Setelah aku puas mengeluarkan semua unek-unekku dengan cara menangis, aku pun akan segera melupakannya dan kembali menguatkan hatiku, berusaha bersikap seperti biasa lagi. Berjuang menjalani hari-hariku dengan semangat seorang prajurit.

Suatu hari, ibu melihat di sebuah majalah tentang sebuah tempat yang menjual alat-alat bantu untuk anak-anak tunanetra. Segera ibu membawaku mengunjungi tempat itu. Banyak sekali alat-alat bantu yang kutemui di sana. Seperti: kacamata yang dirancang khusus untuk anak-anak lowvision (lemah penglihatan) seperti yang kualami ini. Kacamata itu diberi dua buah teropong yang diletakkan di masing-masing kaca. Jadi mirip seperti yang ada di film Startreck.
Kacamata berteropong itu bisa membantuku melihat dari jarak tertentu dan di dalamnya ssudah di berikan kaca pembesar, sehingga setiap objek yang ditangkap oleh lensa teropong itu bisa terlihat lebih dekat dan membesar. Selain itu juga, aku menemukan sebuah jam tangan yang dapat bersuara. Jadi setiap kali kupencet tombolnya, maka jam itu akan menyebutkan pukul berapa sekarang. Ada juga kaca pembesar yang berbentuk seperti penggaris, jadi aku hanya tinggal meletakkannya di atas tulisan yang akan kubaca.
Semua alat-alat bantu itu ibu belikan untukku. Aku benar-benar senang. Bagiku, mereka bagaikan teman-teman sejati yang siap kapan saja membantuku.

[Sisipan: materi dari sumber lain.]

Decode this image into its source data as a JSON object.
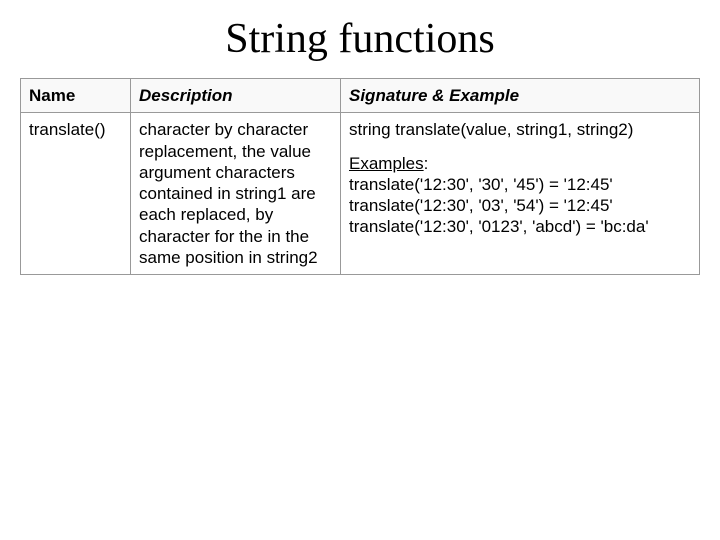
{
  "title": "String functions",
  "table": {
    "headers": {
      "name": "Name",
      "description": "Description",
      "signature": "Signature & Example"
    },
    "row": {
      "name": "translate()",
      "description": "character by character replacement, the value argument characters contained in string1 are each replaced, by character for the in the same position in string2",
      "signature": "string translate(value, string1, string2)",
      "examples_label": "Examples",
      "examples_colon": ":",
      "examples": [
        "translate('12:30', '30', '45') = '12:45'",
        "translate('12:30', '03', '54') = '12:45'",
        "translate('12:30', '0123', 'abcd') = 'bc:da'"
      ]
    }
  }
}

Aku gunakan kacamata teropong itu untuk membaca tulisan yang ada di papan tulis, sehingga aku tidak perlu lagi mondar-mandir dari meja ke papan tulis. Tapi kacamata itu begitu berat dan besar, sahingga membuat mataku cepat lelah dan tentu ssaja memaksaku untuk menahan malu di depan teman-temanku, apalagi di depan cowok incaranku. Kemampuanku membaca dengan alat itu pun tidak bertahan lama. Demikian juga dengan kaca pembesar penggarisku. Penglihatanku terus menurun. Aku kembali menggunakan kaca pembesar yang lama, karena kemampuan untuk membesarkan hurufnya masih lebih besar daripada kaca pembesar penggaris. Aku juga kembali meminta tolong kepada teman-temanku agar membantu membacakan setiap tulisan yang ada di papan tulis. Meski terkadang ada juga teman yang menolak dengan alasan, “sedang malas!”.

Kegiatan menangis sendiri di dalam kamarpun semakin padat dan intonasi nada menangisnya pun semakin bervariasi. Aku tidak mau kalau hobiku menangis sampai diketahui orang lain apalagi orang tuaku. Jadi setiap kepedihan, ketakutan, keputusasaan, dan jeritan hatiku pun hanya kutujukan pada Tuhan. Tapi semakin aku menjerit dalam hati, aku semakin merasakan Tuhan dekat denganku, semakin aku sering protes sama Tuhan, semakin hatiku merasa sangat bersalah. Tapi lewat semuanya itu, Tuhan tidak pernah marah padaku, malah aku semakin merasakan Tuhan tambah sayang padaku. Karenanya, aku berusaha sebisa mungkin untuk tidak lagi menyalahkan, apalagi sampai marah pada Tuhan, aku menganggap kalau sampai aku melakukan hal itu lagi berarti aku termasuk orang yang tidak tahu terimakasih.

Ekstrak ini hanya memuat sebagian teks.